Sunday, September 16, 2012




I was wondering around the outer streets of Masterton the other morning, relishing a day without too much wind and rain.  As always at this time of the year, my head was filled with gardens, because a stroll through suburban developments is an intriguing glimpse into people’s gardening fashions and passions, and is also an interesting history lesson in the sense that some gardens canbe very accurately dated by the plant palette that has been employed.
I could not help notice the number of very bad native gardens there are.  Some of them date back quite a while, before the more recent craze for indigenous planting, while others are newer.  Where these gardens fail (in my opinion of course) is that they do not appreciate that they are gardens, human constructs, not some bizarre attempt to make a fake New Zealand landscape.

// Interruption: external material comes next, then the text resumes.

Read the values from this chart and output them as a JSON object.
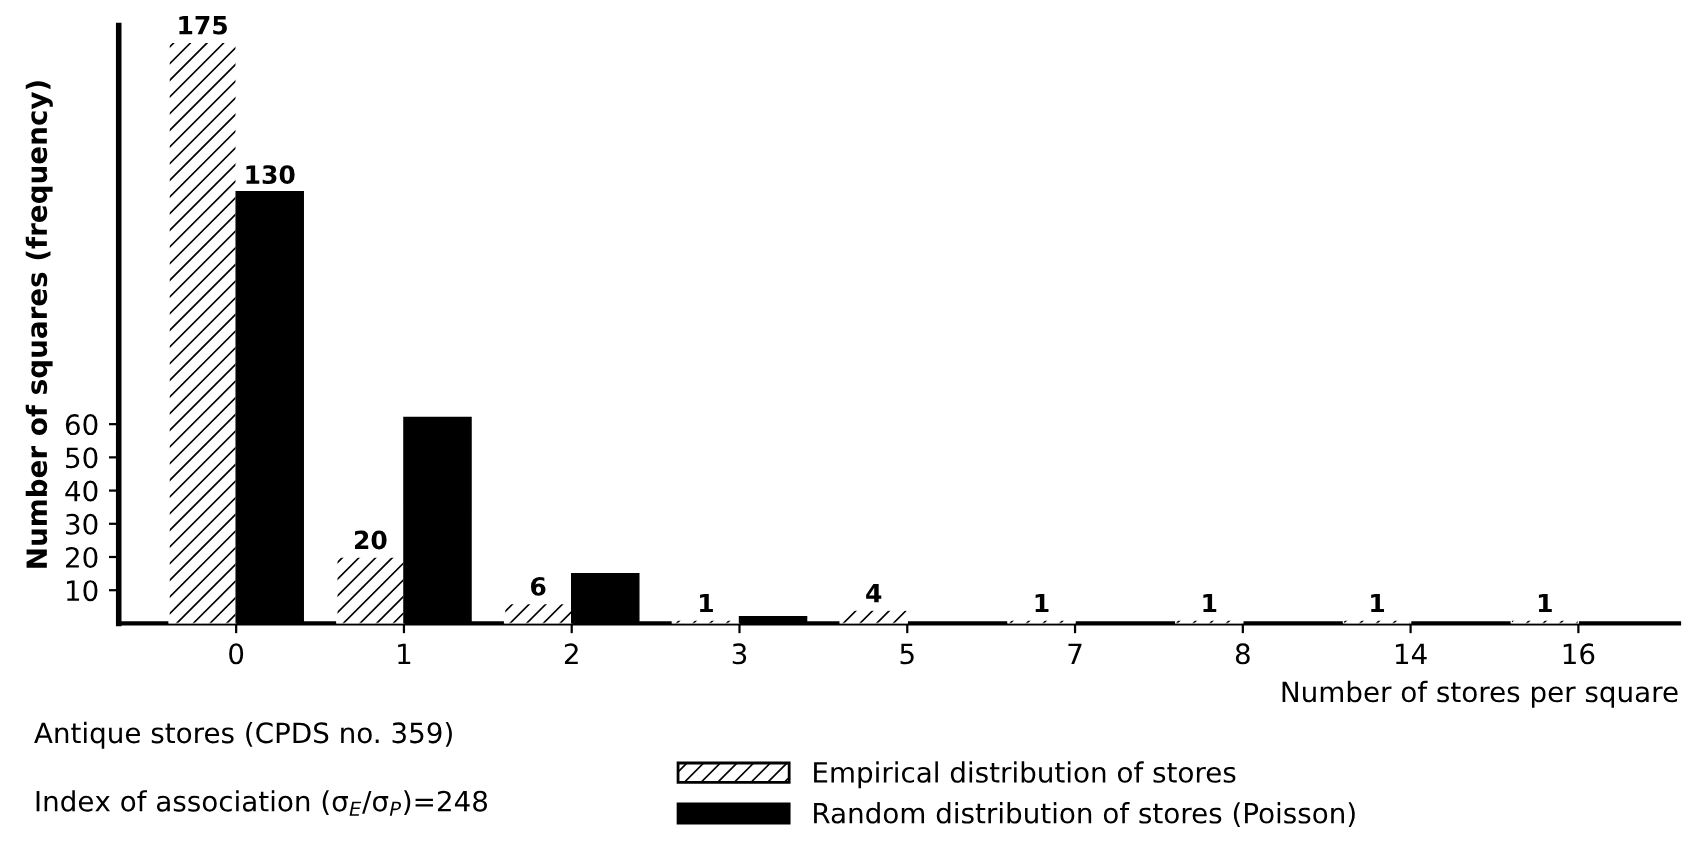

In its worst manifestation, this style of garden is composed of lots of sedges, long past needing to be divided and replanted, some very scruffy looking New Zealand flaxes that have not been tidied since they have been planted, and a splattering of untrimmed Coprosmas, that have completely outgrown their allotted spaces.
But, I am delighted to say, there are also some inspiring gardens that are largely composed of natives and have been built in such a way they work as gardens, and still others where native plants have been cleverly incorporated into a wider planting.  Once combination was so clever and attractive I came back home to get my camera to take some photographs, and it was simplicity itself – a puawhananga scrambling through a red flowered manuka.
The puawhananga is the plant pakeha called the native clematis (there are others that we will get to soon!) and botanists call Clematis paniculata, and is undoubtedly the most beautiful, and also one of the most vigorous of the native clematis.  It can be found growing through forest margins and in bush land throughout New Zealand – there were plants in flower on the Rimutaka Hill road when I p[assed over recently – and is reliably hardy, although it can be hard to get established.
Like all the New Zealand clematis it is dioecious, a flash way of saying it carries male and female organs on separate plants.  This matters in the garden where we are looking for bigger flowers generally, and most of the varieties you can buy in the garden centre will have male flowers.
It is very difficult to transfer these plants from the wild.  They scramble along in the upper branches of shrubs and trees, and they flower a long way away from their roots.  To make things more complicated, the plant goes through a number of different plant habits too, making it hard to track back to the main plant.  On top of that they deeply resent being moved as well so you are best to buy a plant from the nursery.  .
When you bring C. paniculata into the garden you must remember to plant it the same say it grows in the wild.  It is a true forest denizen and needs conditions similar to its natural habitat - a cool root run, preferably in humus-rich soil, and good moisture.  It should be planted where it can clamber up a medium sized tree for best effect, as in the garden mentioned above where it was spreading from a three metre high manuka into a similarly sized cabbage tree.